This is an R port of the Python lime package (https://github.com/marcotcr/lime) developed by the authors of the lime (Local Interpretable Model-agnostic Explanations) approach for black-box model explanations. All credits for the invention of the approach goes to the original developers.
The purpose of lime
is to explain the predictions of black box classifiers. What this means is that for any given prediction and any given classifier it is able to determine a small set of features in the original data that has driven the outcome of the prediction. To learn more about the methodology of lime
read the paper and visit the repository of the original implementation.
The lime
package for R does not aim to be a line-by-line port of its Python counterpart. Instead it takes the ideas laid out in the original code and implements them in an API that is idiomatic to R.
Out of the box lime
supports models created using the caret
and mlr
frameworks. Support for other models are easy to achieve by adding a predict_model
and model_type
method for the given model.
The following shows how a random forest model is trained on the iris data set and how lime
is then used to explain a set of new observations:
library(caret)
#> Warning in as.POSIXlt.POSIXct(Sys.time()): unknown timezone 'default/
#> Europe/Copenhagen'
library(lime)
# Split up the data set
iris_test <- iris[1:5, 1:4]
iris_train <- iris[-(1:5), 1:4]
iris_lab <- iris[[5]][-(1:5)]
# Create Random Forest model on iris data
model <- train(iris_train, iris_lab, method = 'rf')
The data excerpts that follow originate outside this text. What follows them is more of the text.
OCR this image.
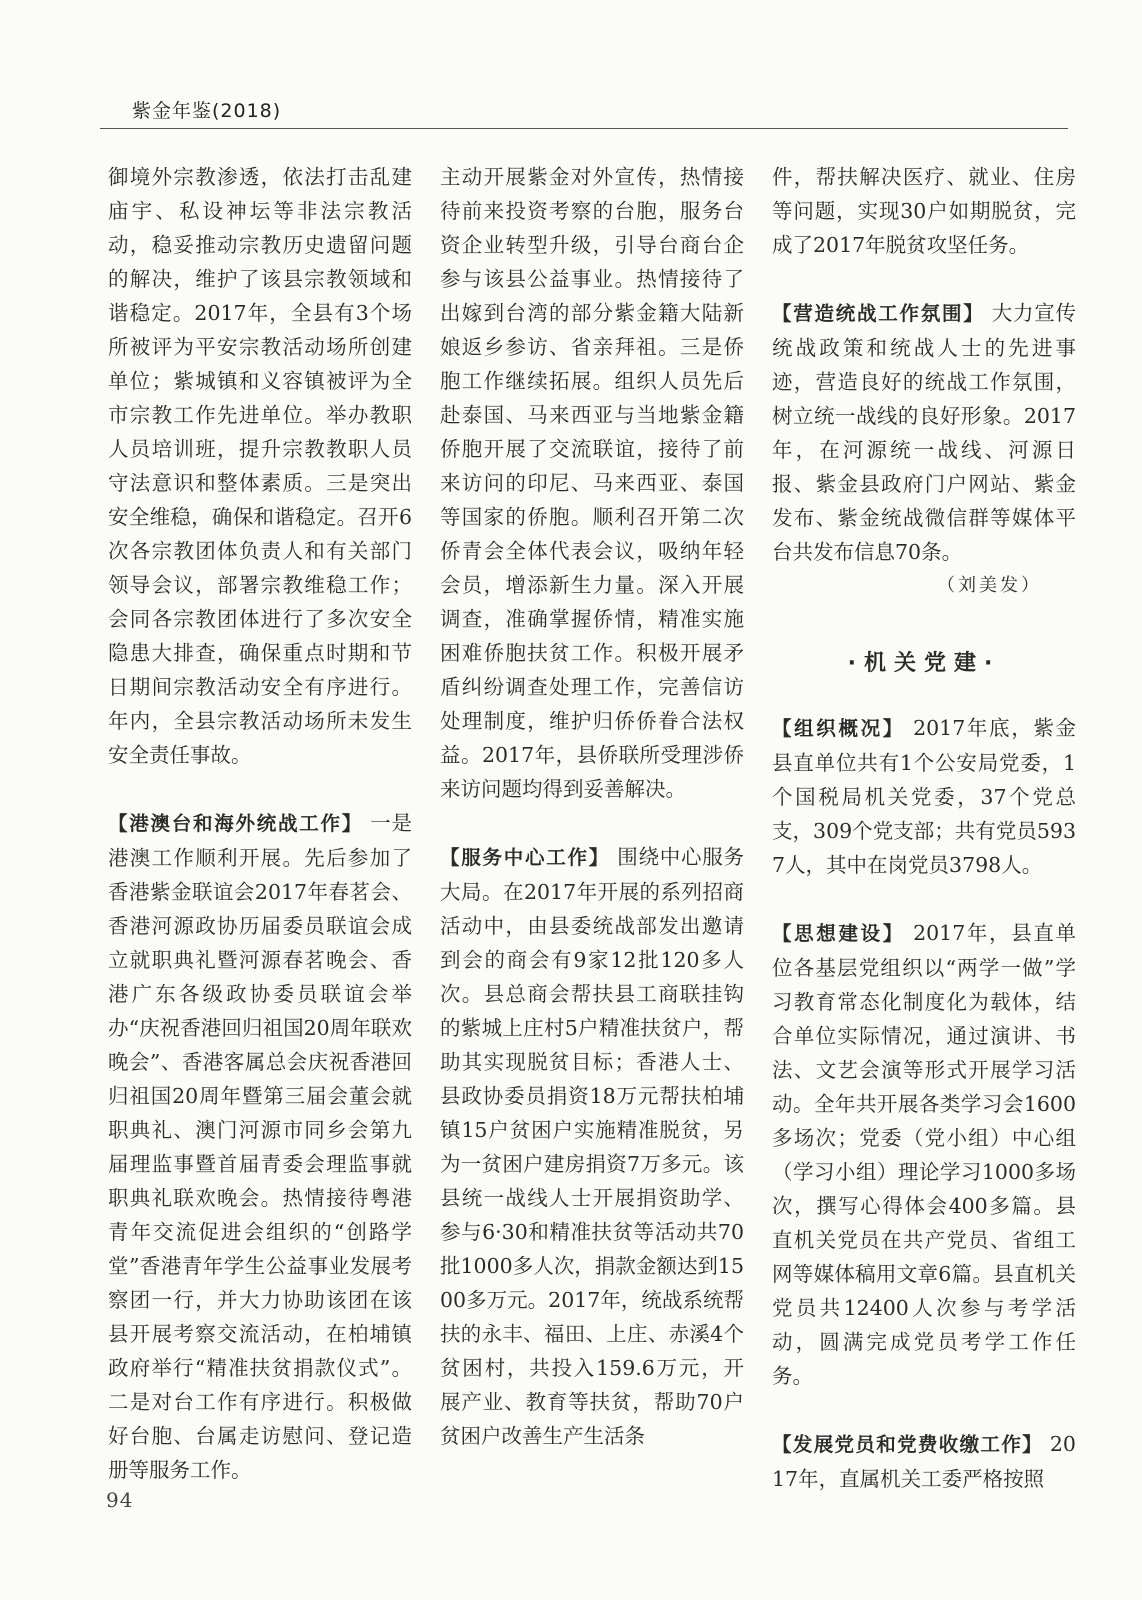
紫金年鉴(2018)

御境外宗教渗透，依法打击乱建庙宇、私设神坛等非法宗教活动，稳妥推动宗教历史遗留问题的解决，维护了该县宗教领域和谐稳定。2017年，全县有3个场所被评为平安宗教活动场所创建单位；紫城镇和义容镇被评为全市宗教工作先进单位。举办教职人员培训班，提升宗教教职人员守法意识和整体素质。三是突出安全维稳，确保和谐稳定。召开6次各宗教团体负责人和有关部门领导会议，部署宗教维稳工作；会同各宗教团体进行了多次安全隐患大排查，确保重点时期和节日期间宗教活动安全有序进行。年内，全县宗教活动场所未发生安全责任事故。

【港澳台和海外统战工作】 一是港澳工作顺利开展。先后参加了香港紫金联谊会2017年春茗会、香港河源政协历届委员联谊会成立就职典礼暨河源春茗晚会、香港广东各级政协委员联谊会举办“庆祝香港回归祖国20周年联欢晚会”、香港客属总会庆祝香港回归祖国20周年暨第三届会董会就职典礼、澳门河源市同乡会第九届理监事暨首届青委会理监事就职典礼联欢晚会。热情接待粤港青年交流促进会组织的“创路学堂”香港青年学生公益事业发展考察团一行，并大力协助该团在该县开展考察交流活动，在柏埔镇政府举行“精准扶贫捐款仪式”。二是对台工作有序进行。积极做好台胞、台属走访慰问、登记造册等服务工作。

主动开展紫金对外宣传，热情接待前来投资考察的台胞，服务台资企业转型升级，引导台商台企参与该县公益事业。热情接待了出嫁到台湾的部分紫金籍大陆新娘返乡参访、省亲拜祖。三是侨胞工作继续拓展。组织人员先后赴泰国、马来西亚与当地紫金籍侨胞开展了交流联谊，接待了前来访问的印尼、马来西亚、泰国等国家的侨胞。顺利召开第二次侨青会全体代表会议，吸纳年轻会员，增添新生力量。深入开展调查，准确掌握侨情，精准实施困难侨胞扶贫工作。积极开展矛盾纠纷调查处理工作，完善信访处理制度，维护归侨侨眷合法权益。2017年，县侨联所受理涉侨来访问题均得到妥善解决。

【服务中心工作】 围绕中心服务大局。在2017年开展的系列招商活动中，由县委统战部发出邀请到会的商会有9家12批120多人次。县总商会帮扶县工商联挂钩的紫城上庄村5户精准扶贫户，帮助其实现脱贫目标；香港人士、县政协委员捐资18万元帮扶柏埔镇15户贫困户实施精准脱贫，另为一贫困户建房捐资7万多元。该县统一战线人士开展捐资助学、参与6·30和精准扶贫等活动共70批1000多人次，捐款金额达到1500多万元。2017年，统战系统帮扶的永丰、福田、上庄、赤溪4个贫困村，共投入159.6万元，开展产业、教育等扶贫，帮助70户贫困户改善生产生活条

件，帮扶解决医疗、就业、住房等问题，实现30户如期脱贫，完成了2017年脱贫攻坚任务。

【营造统战工作氛围】 大力宣传统战政策和统战人士的先进事迹，营造良好的统战工作氛围，树立统一战线的良好形象。2017年，在河源统一战线、河源日报、紫金县政府门户网站、紫金发布、紫金统战微信群等媒体平台共发布信息70条。

（刘美发）

·机关党建·

【组织概况】 2017年底，紫金县直单位共有1个公安局党委，1个国税局机关党委，37个党总支，309个党支部；共有党员5937人，其中在岗党员3798人。

【思想建设】 2017年，县直单位各基层党组织以“两学一做”学习教育常态化制度化为载体，结合单位实际情况，通过演讲、书法、文艺会演等形式开展学习活动。全年共开展各类学习会1600多场次；党委（党小组）中心组（学习小组）理论学习1000多场次，撰写心得体会400多篇。县直机关党员在共产党员、省组工网等媒体稿用文章6篇。县直机关党员共12400人次参与考学活动，圆满完成党员考学工作任务。

【发展党员和党费收缴工作】 2017年，直属机关工委严格按照

94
# Create an explainer object
explainer <- lime(iris_train, model)
# Explain new observation
explanation <- explain(iris_test, explainer, n_labels = 1, n_features = 2)
# The output is provided in a consistent tabular format and includes the
# output from the model.
head(explanation)
#> model_type case label label_prob model_r2 model_intercept
#> 1 classification 1 setosa 1 0.4079348 0.2429957
#> 2 classification 1 setosa 1 0.4079348 0.2429957
#> 3 classification 2 setosa 1 0.4089838 0.2410068
#> 4 classification 2 setosa 1 0.4089838 0.2410068
#> 5 classification 3 setosa 1 0.3910168 0.2506570
#> 6 classification 3 setosa 1 0.3910168 0.2506570
#> model_prediction feature feature_value feature_weight
#> 1 0.6983435 Sepal.Length 5.1 -0.0027991810
#> 2 0.6983435 Petal.Width 0.2 0.4581469579
#> 3 0.6994034 Sepal.Width 3.0 -0.0003087489
#> 4 0.6994034 Petal.Width 0.2 0.4587053620
#> 5 0.6898974 Sepal.Width 3.2 -0.0082078281
#> 6 0.6898974 Petal.Width 0.2 0.4474482469
#> feature_desc data prediction
#> 1 Sepal.Length <= 5.2 5.1, 3.5, 1.4, 0.2 1, 0, 0
#> 2 Petal.Width <= 0.4 5.1, 3.5, 1.4, 0.2 1, 0, 0
#> 3 2.8 < Sepal.Width <= 3.0 4.9, 3.0, 1.4, 0.2 1, 0, 0
#> 4 Petal.Width <= 0.4 4.9, 3.0, 1.4, 0.2 1, 0, 0
#> 5 3.0 < Sepal.Width <= 3.3 4.7, 3.2, 1.3, 0.2 1, 0, 0
#> 6 Petal.Width <= 0.4 4.7, 3.2, 1.3, 0.2 1, 0, 0
# And can be visualised directly
plot_features(explanation)
lime
also supports explaining text model and putting the explanation in the context of the original text input. It even includes a shiny
application for interactively exploring text models:
lime
is available on CRAN and can be installed using the standard approach:
install.packages('lime')
To get the development version, install from GitHub instead:
# install.packages('devtools')
devtools::install_github('thomasp85/lime')
The current version of lime
has support for tabular and text data. The Python implementation has additional support for image data, which will be added to this package in time. In addition to the capabilities discussed in the "Why Should I Trust You?": Explaining the Predictions of Any Classifier article, this package also support regression model explanations (this has been added to the Python library as well). The global model explanation using submodular picks that the article discusses is not supported in either packages. It might get support once it appears in the Python version and it is clear how the authors envision it.